– Вот сволочи, и там все засрали! – возмутилась Выхухоль. – Ну ничего, мы им завтра покажем. Всем спать. Отбой! Постой-ка, Мотылек, ты веревку взял у Печника?
– Не дал он веревку, самому, говорит, нужна.
– Жадина, – сказала Выхухоль. – Ладно, обойдемся.
– Жмот. Я даже про него стихотворение сочинил, – сказал Мотылек. – Вроде басни Крылова, а поется на мотив песенки, вот только не помню какой:
Вороне как-то бог послал кусочек сыра,
И вот уже она обедать собралась,
Но тут бежит Лиса с бутылочкой кефира,
Вороне говорит: – Пожрем? Скорее слазь!
– Ну вот еще чего, – ответила ей птица,
– А ну давай катись отсюда поскорей,
Не то сейчас с тобой несчастье приключится,
Я рыжих не люблю, особенно зверей!
И тут без лишних слов Лиса берет двустволку
И шлет заряд свинца Вороне прямо в лоб.
Морали в басне нет, в морали нету толку,
Но пулю получить имеет право жлоб!
– Ну как вам? – спросил Мотылек в наступившей тишине.
– Душевно, – сказал Борис. – С чувством. Видно, что наболело. Видно, что через себя пропущено.
– Не все, что через себя пропущено, показывать стоит. Но вообще-то на марш похоже, – сказала Выхухоль. – В строю можно петь. Ладно, поэты-песенники, спать давайте, завтра день тяжелый. – Она пошла к себе в скворечник.
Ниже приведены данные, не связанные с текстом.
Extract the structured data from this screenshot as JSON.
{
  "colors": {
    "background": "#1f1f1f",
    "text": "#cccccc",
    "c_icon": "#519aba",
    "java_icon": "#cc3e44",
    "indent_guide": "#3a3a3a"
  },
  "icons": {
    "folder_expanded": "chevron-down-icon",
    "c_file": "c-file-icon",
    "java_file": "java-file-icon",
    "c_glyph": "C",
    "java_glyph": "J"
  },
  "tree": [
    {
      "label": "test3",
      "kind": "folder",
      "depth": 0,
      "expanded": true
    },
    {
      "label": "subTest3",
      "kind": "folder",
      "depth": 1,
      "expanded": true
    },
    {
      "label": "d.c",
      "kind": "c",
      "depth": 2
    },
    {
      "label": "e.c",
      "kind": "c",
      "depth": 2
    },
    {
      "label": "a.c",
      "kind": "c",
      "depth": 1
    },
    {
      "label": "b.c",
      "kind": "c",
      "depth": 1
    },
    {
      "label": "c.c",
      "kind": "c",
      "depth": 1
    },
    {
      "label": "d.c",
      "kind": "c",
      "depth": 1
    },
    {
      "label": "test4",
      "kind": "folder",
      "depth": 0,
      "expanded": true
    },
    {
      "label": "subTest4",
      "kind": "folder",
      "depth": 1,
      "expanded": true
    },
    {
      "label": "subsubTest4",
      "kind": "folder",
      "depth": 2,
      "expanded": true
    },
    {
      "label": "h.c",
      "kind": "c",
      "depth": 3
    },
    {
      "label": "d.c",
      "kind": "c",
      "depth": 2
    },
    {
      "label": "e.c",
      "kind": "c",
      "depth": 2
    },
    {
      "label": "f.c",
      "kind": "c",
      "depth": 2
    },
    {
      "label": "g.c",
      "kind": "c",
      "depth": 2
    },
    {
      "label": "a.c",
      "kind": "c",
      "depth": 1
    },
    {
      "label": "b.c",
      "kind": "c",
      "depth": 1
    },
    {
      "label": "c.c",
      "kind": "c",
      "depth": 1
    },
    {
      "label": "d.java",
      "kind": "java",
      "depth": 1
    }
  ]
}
Мотылек зацокал наверх, а Борис устроился внизу, у себя в большой комнате. Подложил руку под голову. Ладонь по-прежнему пахла кислым. «Все-таки оружейное, как пить дать! Запах ни с чем не спутаешь, кисловатый такой, приятный… Еще вот солярка замечательно пахнет, не то что бензин. Может, потому, что напоминает керосинку, летнее детство, как мама картошку на ней жарила на юге, на Азовском море? – засыпая, думал Борис. – Жаркий такой запах, сытный, домашний… Эх, жалко, рыбалку пропустил…»
Выхухоль и охрана природы.
Часть вторая
Утром встали рано.
Мотылек сделал свои пятьдесят отжиманий и, как всегда с утра, метал ножи-звездочки в деревянный круг, привязанный к двум елям-близняшкам, растущим из одного корня рядом с домом. Еще чуть – и нижние ветки сунутся под крышу веранды. Ели были гордостью Бориса. Одну обломала молния, всю верхушку снесла и даже слом опалила, но ель, погоревав, все силы пустила на боковые ветви, те растопыривались густые, разлапистые, длинные. А ее сестра поднялась высоко и торчала над поселком как новогодняя красавица, видная издалека со всех сторон. На нее ориентировались все птицы в округе. Для шумных сорок ели-сестрички вообще стали домом родным. Выхухоль их не прогоняла, хотя соседи этих стрекотух почему-то не любили.
– Да хватит уже ножи портить, – сказала Выхухоль. – Лучше бы огурцы полил, если силы девать некуда.
Мотылек поднялся на веранду, отработал пару силовых упражнений, потрогал бицепс.
– Еще бы трицепс малость подкачать, и нормалек, – сказал он. – Чего ждем?
– Борис сейчас приедет. Позавтракай пока.
Борис пригнал грузовик Рыжего Коли и таскал в него из дома какие-то ящики. Расставлял горкой, соединял проводами, все хозяйство накрыл брезентом.
– Датчики поставил? – спросила Выхухоль.
– Рано еще, – сказал Борис. – Они к ночи подъезжают.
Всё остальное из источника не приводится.